I’d like to start of with an apology. It’s been a near eternity since I’ve posted a blog so I’m sure all of you feel completely out of the loop and I’ll do my best to catch you up. I have so much I want to tell you all.

 

I want to tell you fundraising has been an incredibly fruitful and rewarding experience.

I want to tell you excitement and anticipation for what lies ahead of me on The Race has made the past few months a pure joy.

I want to tell you I’ve never felt so in touch and loved by God.

I want to tell you the last three months have been great.

 

But saying any of that would be a lie.

 

I’m not a big fan of beating around the bush and sugarcoating things so I’m just going to level with you, the reader. The past months since I signed up for The Race have been hard; I mean really. hard. In my first (and only) blog post I talked about I had no idea what I was doing and how I was pretty scared about how the next year and a half would shake out. But the fear I was writing about in January wasn’t real fear; it was the cutesy “I’m going on a cool adventure that’s gonna be really really really awesome, but kind of scary I guess.”

 

That is not the fear I’ve felt since that blog went up.

 

The fear I’ve felt since then is the kind of fear that breaks a person, the kind of fear that turns your world sideways and paralyzes every fiber of your being. There have been more days than I’d like to count that I spent curled up in my bed like a driveling child because I could not physically or mentally cope with the idea of The World Race. The phrase running through my head changed from “What am I doing?” to “You cannot do this.” I’m an introverted homebody who isn’t good at public speaking or prayer or music or any of that stuff that “good Christians” should be. How was I supposed to pull this off? And when you’re bombarded with that message on a constant loop long enough, your brain accepts it as fact.

 

Then when I was circling the drain, really considering backing out of The Race, a good friend reminded me of a story from Exodus.
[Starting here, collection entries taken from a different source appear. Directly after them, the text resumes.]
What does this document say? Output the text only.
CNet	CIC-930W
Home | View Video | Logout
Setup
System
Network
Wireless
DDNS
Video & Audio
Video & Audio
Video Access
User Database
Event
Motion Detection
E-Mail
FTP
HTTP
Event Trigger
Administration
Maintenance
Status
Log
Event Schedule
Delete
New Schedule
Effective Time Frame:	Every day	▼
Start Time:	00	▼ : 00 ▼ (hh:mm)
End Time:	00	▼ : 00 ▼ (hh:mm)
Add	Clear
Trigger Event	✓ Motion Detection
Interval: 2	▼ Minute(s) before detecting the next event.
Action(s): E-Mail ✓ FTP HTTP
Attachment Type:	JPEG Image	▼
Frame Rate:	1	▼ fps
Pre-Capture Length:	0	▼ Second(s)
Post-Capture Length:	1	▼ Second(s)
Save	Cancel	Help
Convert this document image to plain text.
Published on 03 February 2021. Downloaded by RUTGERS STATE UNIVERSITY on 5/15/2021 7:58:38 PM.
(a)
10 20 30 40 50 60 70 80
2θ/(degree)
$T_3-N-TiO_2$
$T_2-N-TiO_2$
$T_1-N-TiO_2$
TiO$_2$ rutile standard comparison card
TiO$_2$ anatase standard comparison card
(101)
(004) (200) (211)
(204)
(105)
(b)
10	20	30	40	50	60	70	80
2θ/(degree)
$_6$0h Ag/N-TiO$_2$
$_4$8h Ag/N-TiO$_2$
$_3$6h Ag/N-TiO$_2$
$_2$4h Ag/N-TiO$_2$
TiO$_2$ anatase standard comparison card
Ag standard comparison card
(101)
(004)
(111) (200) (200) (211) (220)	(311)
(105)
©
Moses had just encountered the burning bush AND been told by God that he would lead the children of Israel out of slavery AND been shown two miracles that Moses himself could do to show that Israelites that he was full of the power of God. So after being spoken to by God from a burning bush and directly being shown the miracles He has the power to do, naturally Moses’ response is “But I can’t talk well.” (Really, Moses?)

Of course God responds perfectly with “Who do you think created your mouth?”

God goes on to tell Moses that He (God) will be Moses’ mouth and will teach him what to say.

Man did I need to hear that. It showed me that it doesn’t matter how laughably unequipped I am for a mission such as this (I can’t really emphasis how in over my head I am). It doesn’t matter because everything that’s going to be put in front of me overseas, God is going to teach me how to do them. It may be my hands doing the work, but God is the one that’s going to be moving them.